Anne Deming, President Emerita at Notre Dame College, at 11:30 am EST on February 5, 2008

Interesting article, but falls short. . .

In a quick look at the session leaders of this conference, there is a conspicuous absence of leaders from the many new and vibrant Catholic colleges that are restoring orthodoxy and loyalty to Pope John Paul II’s Ex Corde Ecclesiae within Catholic higher education. Why no mention of Christendom College, University of Dallas, Franciscan University, Thomas Aquinas College in CA, Magdalen College among others? Were these schools not represented at this conference? If not, why not? Coverage of that point would have made this a richer, better balanced bit of reporting on the state of Catholic Higher education.

Amy De Rosa, at 11:35 am EST on February 5, 2008

Regarding Moral Leadership of Presidents and Their Colleges’

Conservatives have often voiced concern over a perceived loss of mission regarding the continuation of cnservative values in higher academia. This voice is articualted quite loudly by those positioning themseves as the protectors of relgiously based university missions, and of these, most pronounced in the Catholic Uiversity community. Yet this illustrates a lack of understanding of the role of a university, even a “Catholic” one. A university’s mission is the research for,and the dissemintation of,truth. While its right to forward its position should not be questionsed, a university that espouses a specific theology, philosophy or orinetation is also not spared its obligation to contiue its search for truth. This is most necessary by those institutions that proclaim themselves the seat of universal, or “catholic” truth. If the truth is to be believed, it is to be philosophically tested. Once the test is passed, its beleive grows and true evengeliam takes place. What is more conserative than that?

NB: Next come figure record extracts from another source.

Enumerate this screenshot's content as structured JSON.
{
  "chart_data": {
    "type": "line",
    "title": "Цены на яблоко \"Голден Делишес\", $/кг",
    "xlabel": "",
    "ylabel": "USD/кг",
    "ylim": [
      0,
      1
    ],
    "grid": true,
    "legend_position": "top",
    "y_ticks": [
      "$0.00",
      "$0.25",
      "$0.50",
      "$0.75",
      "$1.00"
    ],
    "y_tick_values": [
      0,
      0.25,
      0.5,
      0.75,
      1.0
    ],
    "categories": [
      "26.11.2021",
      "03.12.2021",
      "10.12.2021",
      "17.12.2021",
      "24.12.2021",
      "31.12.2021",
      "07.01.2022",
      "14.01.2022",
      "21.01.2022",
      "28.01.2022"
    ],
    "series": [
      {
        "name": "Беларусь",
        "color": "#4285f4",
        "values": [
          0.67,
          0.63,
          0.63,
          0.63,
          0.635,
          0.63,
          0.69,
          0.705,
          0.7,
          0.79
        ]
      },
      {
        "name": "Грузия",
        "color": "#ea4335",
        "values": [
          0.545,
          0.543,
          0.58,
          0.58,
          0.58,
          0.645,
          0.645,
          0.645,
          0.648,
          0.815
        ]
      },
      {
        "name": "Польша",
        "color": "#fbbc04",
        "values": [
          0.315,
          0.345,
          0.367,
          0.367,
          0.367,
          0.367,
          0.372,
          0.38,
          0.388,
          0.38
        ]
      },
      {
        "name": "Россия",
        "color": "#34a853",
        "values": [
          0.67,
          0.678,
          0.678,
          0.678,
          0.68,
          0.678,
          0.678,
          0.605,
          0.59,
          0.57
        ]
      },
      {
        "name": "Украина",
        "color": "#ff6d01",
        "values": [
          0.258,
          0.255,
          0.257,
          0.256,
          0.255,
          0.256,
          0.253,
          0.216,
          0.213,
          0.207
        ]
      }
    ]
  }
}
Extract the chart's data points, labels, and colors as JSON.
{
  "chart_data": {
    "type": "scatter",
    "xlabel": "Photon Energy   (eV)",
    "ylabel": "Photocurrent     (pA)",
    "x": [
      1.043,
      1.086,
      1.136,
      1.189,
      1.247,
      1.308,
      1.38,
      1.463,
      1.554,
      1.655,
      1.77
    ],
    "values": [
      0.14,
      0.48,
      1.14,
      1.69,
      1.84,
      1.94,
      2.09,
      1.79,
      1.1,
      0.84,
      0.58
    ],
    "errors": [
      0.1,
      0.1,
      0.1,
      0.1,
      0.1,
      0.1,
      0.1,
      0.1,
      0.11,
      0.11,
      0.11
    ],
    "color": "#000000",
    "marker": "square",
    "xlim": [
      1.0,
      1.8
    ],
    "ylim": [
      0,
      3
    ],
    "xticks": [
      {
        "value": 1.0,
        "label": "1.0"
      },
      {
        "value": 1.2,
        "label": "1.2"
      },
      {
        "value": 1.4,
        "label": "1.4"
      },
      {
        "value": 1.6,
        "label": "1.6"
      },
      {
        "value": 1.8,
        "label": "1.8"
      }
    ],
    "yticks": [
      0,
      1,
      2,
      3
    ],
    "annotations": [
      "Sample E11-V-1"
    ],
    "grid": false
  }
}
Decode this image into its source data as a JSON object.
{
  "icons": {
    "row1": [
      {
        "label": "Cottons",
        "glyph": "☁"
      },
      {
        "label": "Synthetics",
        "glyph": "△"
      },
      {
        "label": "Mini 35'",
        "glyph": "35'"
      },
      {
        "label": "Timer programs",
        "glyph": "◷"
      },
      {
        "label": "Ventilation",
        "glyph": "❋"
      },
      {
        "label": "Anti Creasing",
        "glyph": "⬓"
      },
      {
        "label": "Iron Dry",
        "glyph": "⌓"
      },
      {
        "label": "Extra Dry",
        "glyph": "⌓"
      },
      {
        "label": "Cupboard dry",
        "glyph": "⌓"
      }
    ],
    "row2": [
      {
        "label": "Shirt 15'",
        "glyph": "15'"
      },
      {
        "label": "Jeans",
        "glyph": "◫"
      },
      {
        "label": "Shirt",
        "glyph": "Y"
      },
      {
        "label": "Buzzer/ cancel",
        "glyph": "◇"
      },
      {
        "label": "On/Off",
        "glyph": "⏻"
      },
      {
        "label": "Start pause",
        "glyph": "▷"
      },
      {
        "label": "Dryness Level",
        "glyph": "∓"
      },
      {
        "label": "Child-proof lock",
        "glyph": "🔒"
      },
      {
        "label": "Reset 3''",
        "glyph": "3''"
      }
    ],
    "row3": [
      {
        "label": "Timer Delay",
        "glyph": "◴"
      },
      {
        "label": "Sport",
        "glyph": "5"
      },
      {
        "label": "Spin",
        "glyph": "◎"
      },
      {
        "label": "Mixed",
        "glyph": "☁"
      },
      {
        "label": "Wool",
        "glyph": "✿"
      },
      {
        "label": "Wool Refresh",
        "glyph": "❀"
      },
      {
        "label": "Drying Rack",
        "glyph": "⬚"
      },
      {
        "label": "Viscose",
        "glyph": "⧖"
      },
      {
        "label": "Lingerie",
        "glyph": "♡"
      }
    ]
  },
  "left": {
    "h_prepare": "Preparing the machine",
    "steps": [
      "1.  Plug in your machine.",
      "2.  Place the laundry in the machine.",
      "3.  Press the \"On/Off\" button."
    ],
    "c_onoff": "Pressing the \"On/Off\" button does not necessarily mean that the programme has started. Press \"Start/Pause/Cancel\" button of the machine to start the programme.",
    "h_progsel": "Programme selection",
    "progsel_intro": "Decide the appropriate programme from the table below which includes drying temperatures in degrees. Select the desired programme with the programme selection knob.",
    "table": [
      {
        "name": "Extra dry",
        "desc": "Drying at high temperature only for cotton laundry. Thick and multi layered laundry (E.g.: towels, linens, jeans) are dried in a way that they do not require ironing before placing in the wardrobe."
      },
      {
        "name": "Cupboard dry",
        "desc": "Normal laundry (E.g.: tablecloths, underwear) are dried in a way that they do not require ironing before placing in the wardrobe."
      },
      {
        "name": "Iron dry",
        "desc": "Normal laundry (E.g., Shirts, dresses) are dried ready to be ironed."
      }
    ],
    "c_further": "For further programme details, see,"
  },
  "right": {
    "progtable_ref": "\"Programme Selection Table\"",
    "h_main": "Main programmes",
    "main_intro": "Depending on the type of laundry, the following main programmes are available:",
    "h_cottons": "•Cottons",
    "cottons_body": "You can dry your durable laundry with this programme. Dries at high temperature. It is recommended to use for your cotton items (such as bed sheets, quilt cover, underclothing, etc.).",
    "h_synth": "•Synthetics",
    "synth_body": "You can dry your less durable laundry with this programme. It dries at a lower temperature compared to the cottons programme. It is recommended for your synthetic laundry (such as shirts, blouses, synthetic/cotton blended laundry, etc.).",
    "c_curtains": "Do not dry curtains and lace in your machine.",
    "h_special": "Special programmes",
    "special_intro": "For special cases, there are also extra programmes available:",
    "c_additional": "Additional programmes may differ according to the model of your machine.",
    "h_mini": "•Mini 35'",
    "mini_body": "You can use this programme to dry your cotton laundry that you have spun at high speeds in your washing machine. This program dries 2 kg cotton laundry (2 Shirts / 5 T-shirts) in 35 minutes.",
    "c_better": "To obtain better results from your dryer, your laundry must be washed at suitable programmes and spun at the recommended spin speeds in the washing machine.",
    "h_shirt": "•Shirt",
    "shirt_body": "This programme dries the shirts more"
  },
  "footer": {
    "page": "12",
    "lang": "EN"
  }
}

Kevin McEvoy, Professor at a major northeastern university, at 12:25 pm EST on February 5, 2008

Prof., what makes you think that. . .

. . . . an orthodox Catholic college or university wouldn’t allow for the questioning of the theology it teaches?

As you say, the goal of a liberal arts education is the search for the truth. Unfortunately, many Catholic institutions like most mentioned in this article re-define open-mindedness as relativism. They sacrifice conviction for inclusivity. They allow students to fulfill theology requirements by taking courses on Buddhism or Spirituality. They re-define Catholic Theology as Social Justice and pacifism.

If, on the other hand, there are those Catholic institutions who hold that the Catholic Church is the embodiment of truth, they should and they do proclaim that honestly and openly through their mission statements, the beliefs of their faculty and their curriculums. They provide courses that lay out the foundation and rich tradition of reasoning and questioning that makes Catholicism the embodiment of truth. Take a look at all the wonderful schools covered in the new Newman Guide to Choosing a Catholic College for starters.